Thursday, February 3, 2011


The Tanzania government debt total stock has reached $9.1 billion (Sh12.7 trillion) more than Sh11.6 trillion allocated for the national budget in the financial year 2010/11. The debt has been rising steadily from $6 billion in 2007 when the country received debt relief amounting to $3 billion thorough the Heavily Indebted Poor Countries (HIPC) Initiative.

But we need to question what the cause of the high debt is. One major explanation is the inflated size of the government and the inflated budget that goes along with it; and the kind of expenditures that this government makes, often in conflict with the priorities of the majority of Tanzanians, and marginalised women in particular.

After the last October elections, the newly elected President had the opportunity with his advisors to take immediate measures to reduce the size of the cabinet, as many activists and other concerned citizens continually recommended during the first five years of his leadership. Instead, the size of the cabinet was increased, thereby increasing unwarranted expenditures for central government. Tanzanian delegations to international meetings are among the largest worldwide; the cars keep rolling in; workshops abound ... the list is long -- and grand corruption is the most serious in the list.

As shown by the current public debate on whether or not the government should pay Dowans, the government continues to squander national funds on questionable if not outright corrupt expenditures. The list of so-called scandals is there for all to see. A growing number of citizens are demanding that the government be accountable for the misuse and embezzlement of public funds, which after all belong to the people.

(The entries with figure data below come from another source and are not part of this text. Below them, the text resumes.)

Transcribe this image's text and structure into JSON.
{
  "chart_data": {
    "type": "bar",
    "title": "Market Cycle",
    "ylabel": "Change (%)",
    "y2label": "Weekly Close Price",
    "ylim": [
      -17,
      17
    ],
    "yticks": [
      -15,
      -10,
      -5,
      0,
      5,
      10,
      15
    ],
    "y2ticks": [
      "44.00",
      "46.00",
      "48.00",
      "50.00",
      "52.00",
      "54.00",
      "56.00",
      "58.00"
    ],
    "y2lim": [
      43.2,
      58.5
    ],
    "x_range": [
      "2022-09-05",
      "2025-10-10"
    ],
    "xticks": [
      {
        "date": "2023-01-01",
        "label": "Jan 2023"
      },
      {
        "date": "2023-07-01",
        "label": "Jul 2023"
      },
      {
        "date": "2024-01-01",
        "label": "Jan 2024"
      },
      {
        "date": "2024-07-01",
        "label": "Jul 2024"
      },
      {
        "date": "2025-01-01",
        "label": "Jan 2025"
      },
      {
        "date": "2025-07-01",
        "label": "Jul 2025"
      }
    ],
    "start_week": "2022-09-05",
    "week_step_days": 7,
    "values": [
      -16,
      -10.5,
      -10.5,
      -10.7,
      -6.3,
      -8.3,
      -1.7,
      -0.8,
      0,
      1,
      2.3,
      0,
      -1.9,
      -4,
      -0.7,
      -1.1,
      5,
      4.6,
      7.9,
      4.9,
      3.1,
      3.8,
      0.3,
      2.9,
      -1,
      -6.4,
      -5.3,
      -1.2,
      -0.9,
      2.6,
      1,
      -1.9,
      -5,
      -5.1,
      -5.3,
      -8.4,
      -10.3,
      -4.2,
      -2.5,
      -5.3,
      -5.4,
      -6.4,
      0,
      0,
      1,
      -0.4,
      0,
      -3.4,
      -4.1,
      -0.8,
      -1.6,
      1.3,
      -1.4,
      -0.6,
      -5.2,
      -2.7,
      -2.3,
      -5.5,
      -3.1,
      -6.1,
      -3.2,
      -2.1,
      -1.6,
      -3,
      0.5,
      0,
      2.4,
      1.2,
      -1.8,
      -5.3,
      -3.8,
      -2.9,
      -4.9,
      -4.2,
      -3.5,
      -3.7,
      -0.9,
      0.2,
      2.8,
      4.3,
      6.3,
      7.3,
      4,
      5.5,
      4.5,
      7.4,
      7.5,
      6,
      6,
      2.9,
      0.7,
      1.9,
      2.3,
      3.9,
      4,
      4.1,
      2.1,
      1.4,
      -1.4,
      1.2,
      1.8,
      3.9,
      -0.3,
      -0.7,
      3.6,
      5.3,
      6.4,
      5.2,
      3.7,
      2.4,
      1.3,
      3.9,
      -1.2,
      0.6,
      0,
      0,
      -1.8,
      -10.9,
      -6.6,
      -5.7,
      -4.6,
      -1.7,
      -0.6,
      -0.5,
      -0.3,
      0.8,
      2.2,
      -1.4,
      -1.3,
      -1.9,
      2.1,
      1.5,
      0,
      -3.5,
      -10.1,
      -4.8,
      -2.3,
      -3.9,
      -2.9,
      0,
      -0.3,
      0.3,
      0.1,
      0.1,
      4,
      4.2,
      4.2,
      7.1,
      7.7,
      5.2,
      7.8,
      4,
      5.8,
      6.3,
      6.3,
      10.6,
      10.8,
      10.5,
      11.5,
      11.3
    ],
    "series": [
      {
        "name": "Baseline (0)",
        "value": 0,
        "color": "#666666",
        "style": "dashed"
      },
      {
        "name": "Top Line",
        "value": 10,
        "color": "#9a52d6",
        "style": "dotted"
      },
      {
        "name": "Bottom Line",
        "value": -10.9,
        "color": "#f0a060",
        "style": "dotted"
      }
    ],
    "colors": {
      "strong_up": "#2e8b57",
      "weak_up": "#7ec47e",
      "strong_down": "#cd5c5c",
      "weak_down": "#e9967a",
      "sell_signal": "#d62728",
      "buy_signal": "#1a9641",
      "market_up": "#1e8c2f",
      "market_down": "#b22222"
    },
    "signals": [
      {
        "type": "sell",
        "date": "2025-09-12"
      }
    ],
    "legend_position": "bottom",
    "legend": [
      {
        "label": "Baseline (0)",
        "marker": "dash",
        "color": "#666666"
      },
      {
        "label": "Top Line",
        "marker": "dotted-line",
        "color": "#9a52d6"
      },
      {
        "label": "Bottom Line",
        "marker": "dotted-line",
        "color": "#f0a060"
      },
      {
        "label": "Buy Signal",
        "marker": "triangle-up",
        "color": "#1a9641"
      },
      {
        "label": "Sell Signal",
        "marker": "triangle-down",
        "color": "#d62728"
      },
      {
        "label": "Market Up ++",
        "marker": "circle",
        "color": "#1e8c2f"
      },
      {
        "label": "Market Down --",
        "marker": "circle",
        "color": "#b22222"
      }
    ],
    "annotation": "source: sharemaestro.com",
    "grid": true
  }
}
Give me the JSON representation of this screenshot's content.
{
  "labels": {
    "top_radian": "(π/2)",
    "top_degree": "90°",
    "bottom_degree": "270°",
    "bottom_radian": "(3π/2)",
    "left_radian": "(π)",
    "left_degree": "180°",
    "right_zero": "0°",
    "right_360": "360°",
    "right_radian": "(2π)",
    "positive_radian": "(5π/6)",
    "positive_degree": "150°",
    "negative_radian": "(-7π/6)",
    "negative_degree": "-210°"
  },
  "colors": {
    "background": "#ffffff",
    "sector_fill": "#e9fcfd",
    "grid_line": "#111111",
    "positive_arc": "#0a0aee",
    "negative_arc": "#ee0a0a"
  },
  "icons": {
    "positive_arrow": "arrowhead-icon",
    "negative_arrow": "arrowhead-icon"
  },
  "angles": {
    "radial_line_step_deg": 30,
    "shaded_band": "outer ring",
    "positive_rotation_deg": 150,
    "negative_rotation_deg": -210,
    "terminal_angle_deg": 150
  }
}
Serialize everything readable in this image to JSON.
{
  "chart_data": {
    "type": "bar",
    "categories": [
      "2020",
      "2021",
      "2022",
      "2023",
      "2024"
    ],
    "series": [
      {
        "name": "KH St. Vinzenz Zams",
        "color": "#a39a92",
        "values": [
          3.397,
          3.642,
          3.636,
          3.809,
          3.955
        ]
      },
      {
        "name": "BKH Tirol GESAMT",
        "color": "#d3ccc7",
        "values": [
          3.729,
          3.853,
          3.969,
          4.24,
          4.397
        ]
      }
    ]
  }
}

The government does not own the money which it raises as taxes and through donor support and other sources of revenue. The government has only received power to allocate funds on behalf of the people. Unfortunately, the present Constitution does not provide citizens with effective mechanisms to remove a government which abuses this power. This is one of the many reasons why many activist groups like TGNP and members of FemAct are calling for a Constitutional Assembly to produce a new Constitution.

Another major cause of the budget deficit which leads to debt is the lopsided and dependent nature of our economy. The present export oriented neo-liberal macro economic framework does not provide the strategies necessary to support the development of a strong industrial base with rural and urban linkages, full employment and livelihoods for all women and men, and clear linkages between the domestic and export markets.

Instead, the current macro economic framework provides an ‘enabling environment’ for multinational corporations, largely foreign owned, to plunder our resources and ship their products and their profits outside. The result is jobless growth which benefits a small sector of Tanzanian society, but not the majority.

This is visible in the downward trend when it comes to ‘traditional’ agriculture as compared to horticulture; the disregard for small-scale peasants in the Agriculture First strategy; the resulting shift of young women and men from farming to non-farm economic activities in both rural and urban areas; the steady rural-urban migration and the dependence of most women and men on highly exploitative work -- often unpaid or underpaid -- in the so-called informal economy.

The growing gap between the rich and the poor in terms of employment and incomes, quality of life and welfare is one result of neo-liberal globalisation of Tanzania. However, the lesson of Tunisia is that the poor will not tolerate this gap much longer, and are bound to rise up in protest. Indeed, Tanzanians are already protesting in multiple ways, as students, workers, pastoralists, farmers, women, teachers, and voters.
Is the government listening and does it understand the root of the problem, which cannot be wished away by shallow reforms here and there?